Intoxication au Chlorfénapyr : Mécanisme, Manifestations Cliniques, Diagnostic et Prise en Charge

Le chlorfénapyr est un insecticide pyrrole largement utilisé dans l’agriculture et la santé publique. Bien que rare, son intoxication humaine est associée à une mortalité élevée.

C'est un toxique à effet retardé, hautement létal, dont la reconnaissance précoce et la prévention de l’exposition demeurent essentielles.

1. INTRODUCTION :
Le chlorfénapyr est un insecticide de la famille des pyrroles halogénés, dérivé de la dioxapyrrole.

Il est commercialisé sous divers noms, par exemple : Pirate®, Challenger®, Termidor®, Phantom®; Pylon®. Bas Fenapyr®, Chlorphenapyr®, Cambri®, …

Il est utilisé en agriculture pour le contrôle des ravageurs (insectes detruisant les plantes), en santé publique contre les moustiques vecteurs du paludisme, et en usage domestique contre les termites, acariens.
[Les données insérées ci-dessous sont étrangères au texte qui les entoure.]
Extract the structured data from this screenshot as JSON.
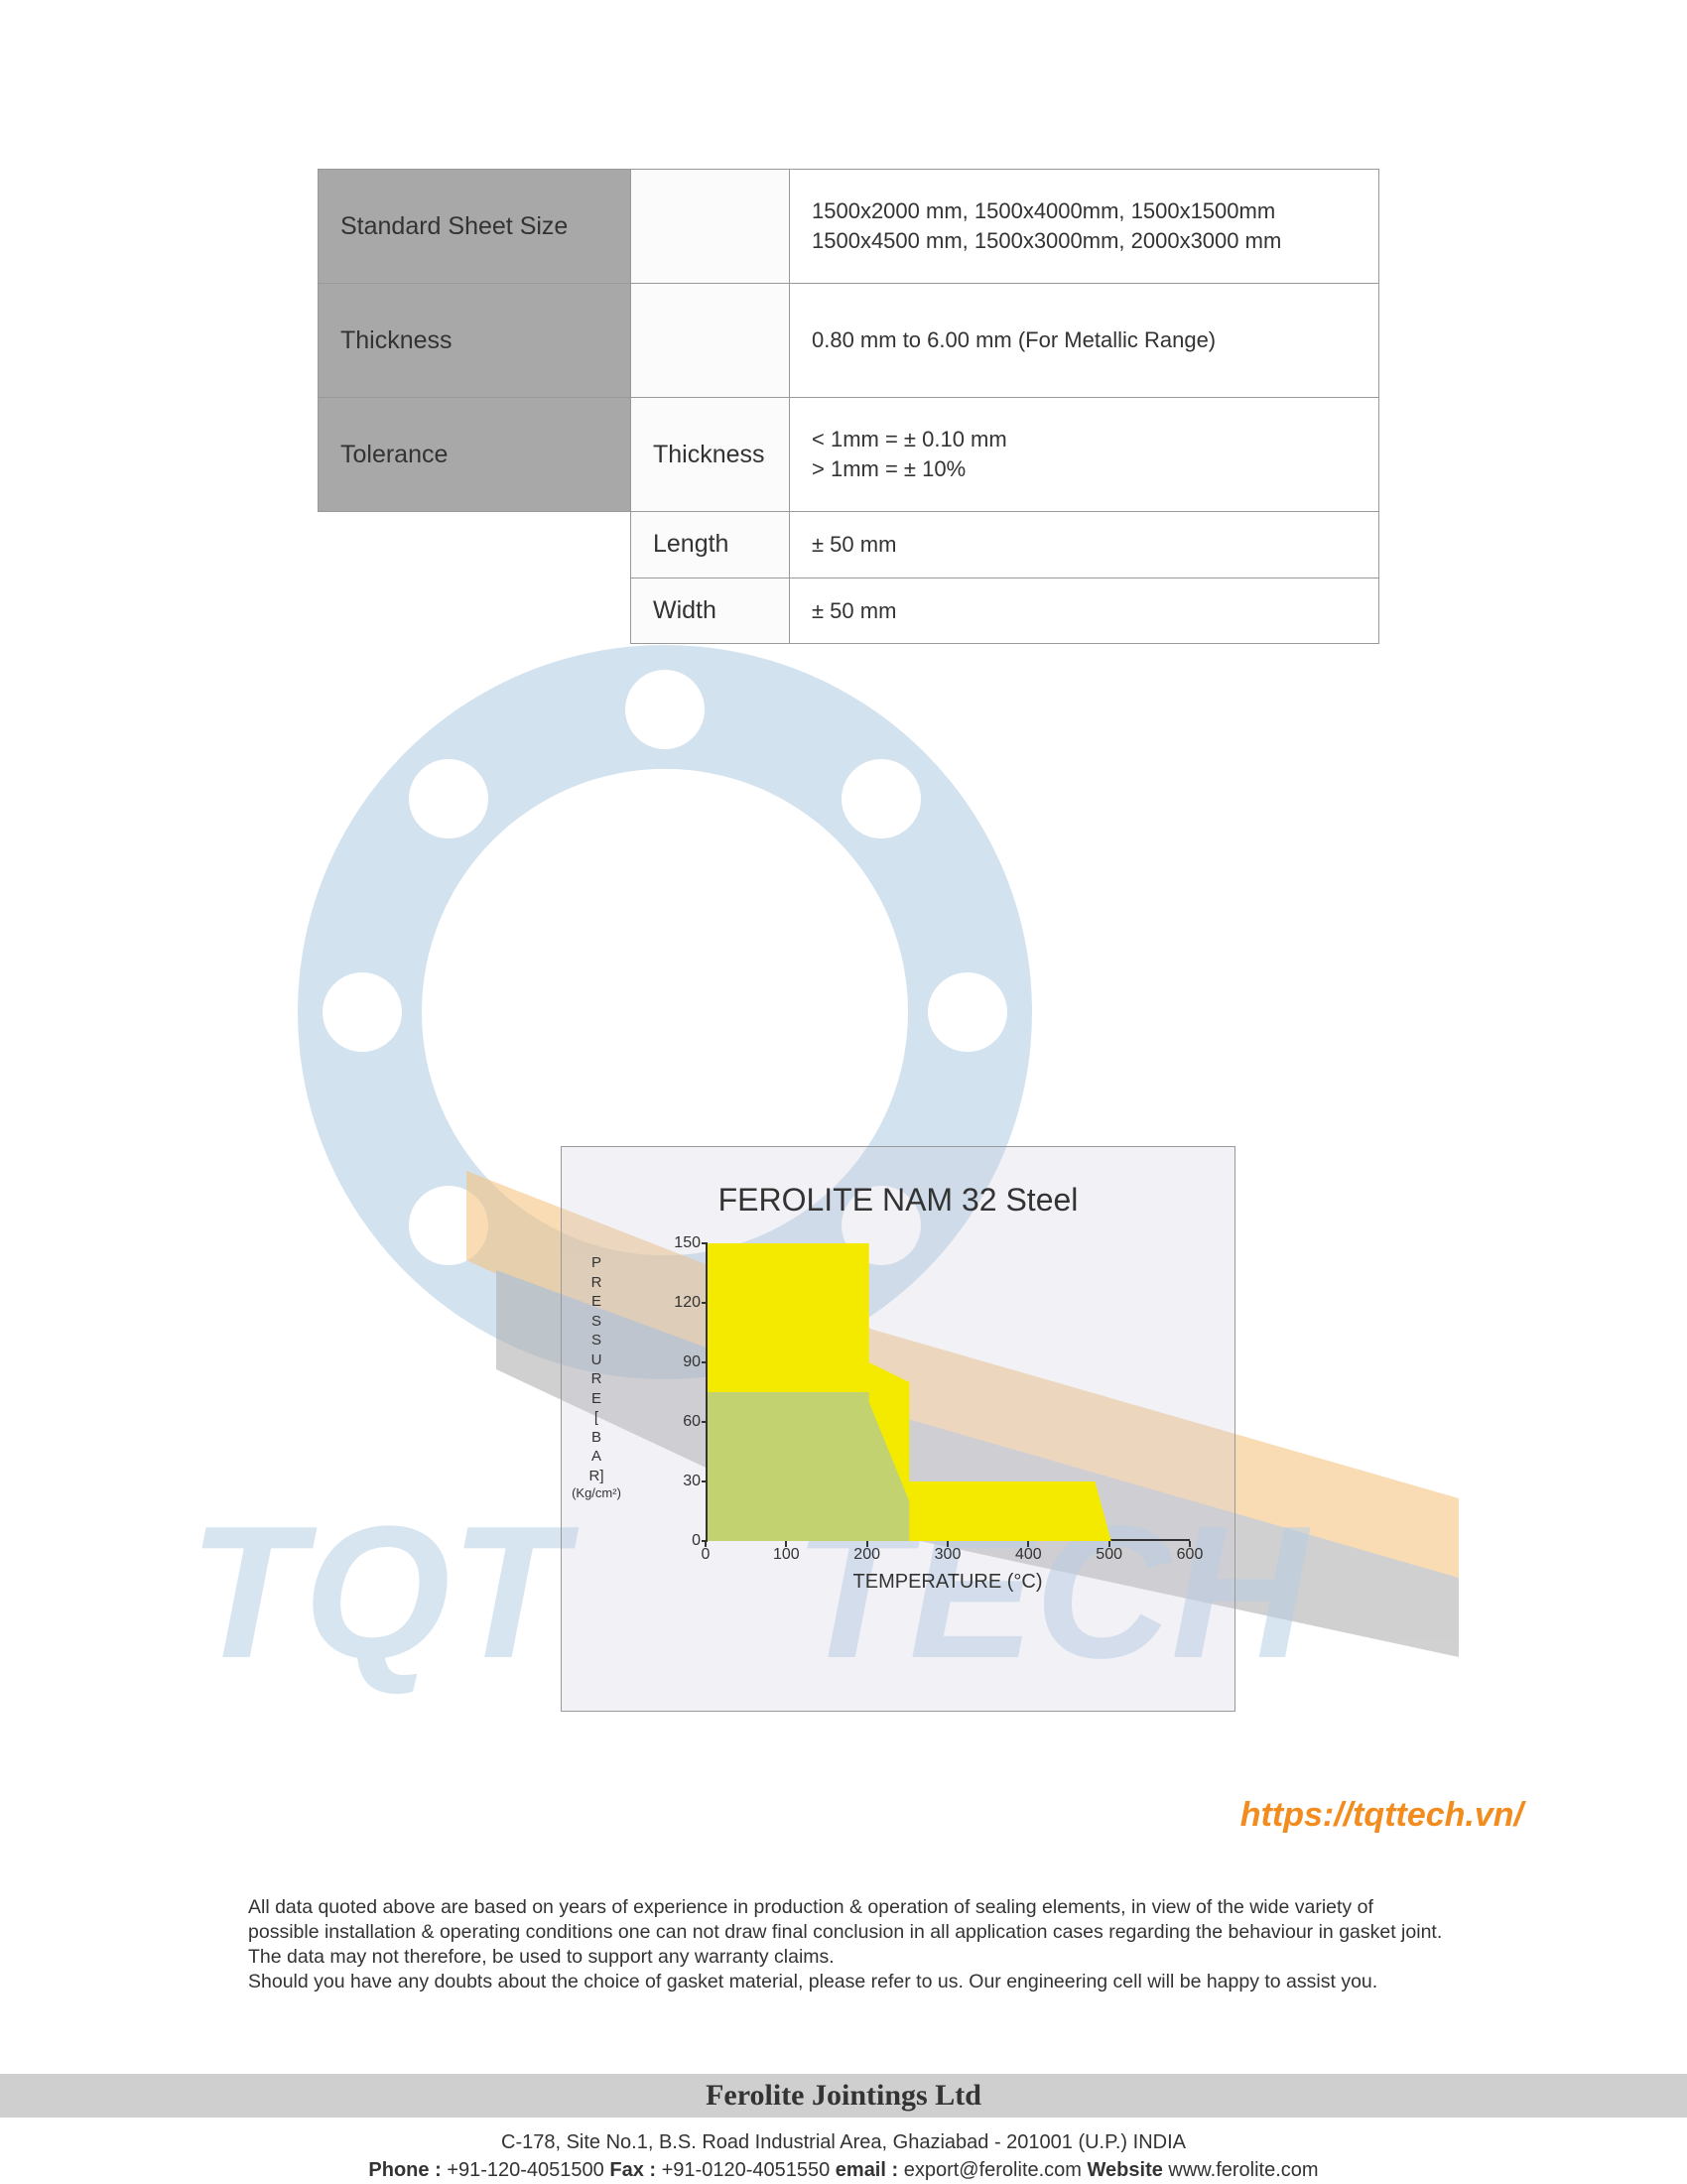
{
  "table": {
    "rows": [
      {
        "header": "Standard Sheet Size",
        "mid": "",
        "value": "1500x2000 mm, 1500x4000mm, 1500x1500mm\n1500x4500 mm, 1500x3000mm, 2000x3000 mm"
      },
      {
        "header": "Thickness",
        "mid": "",
        "value": "0.80 mm to 6.00 mm (For Metallic Range)"
      },
      {
        "header": "Tolerance",
        "mid": "Thickness",
        "value": "< 1mm = ± 0.10 mm\n> 1mm = ± 10%"
      }
    ],
    "subrows": [
      {
        "mid": "Length",
        "value": "± 50 mm"
      },
      {
        "mid": "Width",
        "value": "± 50 mm"
      }
    ],
    "header_bg": "#a8a8a8",
    "border_color": "#999999",
    "text_color": "#333333"
  },
  "chart": {
    "title": "FEROLITE NAM 32 Steel",
    "x_label": "TEMPERATURE (°C)",
    "y_label_letters": [
      "P",
      "R",
      "E",
      "S",
      "S",
      "U",
      "R",
      "E",
      "[",
      "B",
      "A",
      "R]"
    ],
    "y_label_unit": "(Kg/cm²)",
    "x_ticks": [
      0,
      100,
      200,
      300,
      400,
      500,
      600
    ],
    "y_ticks": [
      0,
      30,
      60,
      90,
      120,
      150
    ],
    "xlim": [
      0,
      600
    ],
    "ylim": [
      0,
      150
    ],
    "regions": [
      {
        "name": "max-short-peak",
        "color": "#f4ea00",
        "points": [
          [
            0,
            150
          ],
          [
            200,
            150
          ],
          [
            200,
            90
          ],
          [
            250,
            80
          ],
          [
            250,
            30
          ],
          [
            480,
            30
          ],
          [
            500,
            0
          ],
          [
            0,
            0
          ]
        ]
      },
      {
        "name": "suitable-area",
        "color": "#b9ce85",
        "opacity": 0.85,
        "points": [
          [
            0,
            75
          ],
          [
            200,
            75
          ],
          [
            200,
            70
          ],
          [
            250,
            20
          ],
          [
            250,
            0
          ],
          [
            0,
            0
          ]
        ]
      }
    ],
    "background": "rgba(200,200,220,0.25)"
  },
  "watermark": {
    "url_text": "https://tqttech.vn/",
    "url_color": "#f28c1f",
    "ring_color": "#a9c7e0",
    "arrow_colors": [
      "#f3b45f",
      "#898989"
    ],
    "text_color": "#a9c7e0"
  },
  "disclaimer": {
    "p1": "All data quoted above are based on years of experience in production & operation of sealing elements, in view of the wide variety of possible installation & operating conditions one can not draw final conclusion in all application cases regarding the behaviour in gasket joint. The data may not therefore, be used to support any warranty claims.",
    "p2": "Should you have any doubts about the choice of gasket material, please refer to us. Our engineering cell will be happy to assist you."
  },
  "footer": {
    "company": "Ferolite Jointings Ltd",
    "address": "C-178, Site No.1, B.S. Road Industrial Area, Ghaziabad - 201001 (U.P.) INDIA",
    "phone_label": "Phone :",
    "phone": "+91-120-4051500",
    "fax_label": "Fax :",
    "fax": "+91-0120-4051550",
    "email_label": "email :",
    "email": "export@ferolite.com",
    "website_label": "Website",
    "website": "www.ferolite.com"
  }
}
Des cas d’intoxications graves, souvent volontaires, ont été rapportés, particulièrement en Asie. L’absence d’antidote et la latence symptomatique rendent la prise en charge difficile.

 

2. MÉCANISME DE TOXICITÉ :
Le chlorfénapyr est une pro-toxine métabolisée par le cytochrome P450 en CL 303268, un métabolite actif lipophile. Ce dernier dissocie la phosphorylation oxydative mitochondriale, empêchant la synthèse d’ATP et provoquant une défaillance énergétique cellulaire. Les tissus à forte activité métabolique (foie, cerveau, cœur, muscles) sont les plus touchés, expliquant la latence et la gravité de l’intoxication.

3. MANIFESTATIONS CLINIQUES :

3.1. Phase précoce (0–24 h)
Les symptômes initiaux sont aspécifiques : nausées, vomissements, douleurs abdominales, vertiges, céphalées, parfois asymptomatiques.

3.2. Phase retardée (24–72 h et plus)
Les signes deviennent sévères : hyperthermie majeure (> 40 °C), troubles neurologiques (agitation, confusion, coma), atteinte hépatique et rénale, rhabdomyolyse, acidose métabolique et défaillance multiviscérale.

4. DIAGNOSTIC :
Le diagnostic repose sur l’anamnèse d’exposition, la symptomatologie retardée et les examens biologiques montrant cytolyse hépatique, élévation des CK, acidose métabolique et insuffisance rénale.

Aucun test spécifique de dosage du chlorfénapyr n’est disponible en pratique clinique.

5. TRAITEMENT :

5.1. Mesures générales
- Aucun antidote spécifique n’existe.

- Le traitement repose sur le lavage gastrique précoce et le charbon activé,

- Hospitalisation en soins intensifs pour surveillance et support vital.

5.2. Support vital
Refroidissement externe actif, assistance respiratoire, correction de l’acidose, traitement des convulsions et soutien hémodynamique.

L’hémodialyse est inefficace en raison de la lipophilie élevée du toxique.

5.3. Surveillance
Une surveillance prolongée (5 à 7 jours) est nécessaire, même en l’absence initiale de symptômes.

6. PRONOSTIC :
Le pronostic est souvent fatal en cas d’ingestion > 10–20 mL de formulation commerciale. Les facteurs de mauvais pronostic incluent l’hyperthermie sévère, la défaillance multiviscérale et un délai prolongé avant la prise en charge.

7. PRÉVENTION :
Port d’équipements de protection individuelle, stockage sécurisé, formation des utilisateurs agricoles et sensibilisation à la toxicité extrême du produit.

8. CONCLUSION :
L’intoxication au chlorfénapyr est une urgence médico-toxicologique grave, sans antidote spécifique. La prévention de l’exposition et la reconnaissance précoce des symptômes sont essentielles pour réduire la mortalité.

RÉFÉRENCES BIBLIOGRAPHIQUES :
1. Lee JH et al. Chlorfenapyr intoxication: A rare but fatal pesticide poisoning. Clin Toxicol. 2020;58(6):480–487.
2. Kang C et al. Clinical features of chlorfenapyr poisoning. Hum Exp Toxicol. 2018;37(10):1054–1059.
3. Raghavendra K et al. Chlorfenapyr: A new pyrrole insecticide for vector control. J Med Entomol. 2011;48(3):564–572.
4. Kim YH et al. Mitochondrial dysfunction induced by chlorfenapyr: Pathophysiologic insights. Toxicol Lett. 2019;315:104–111.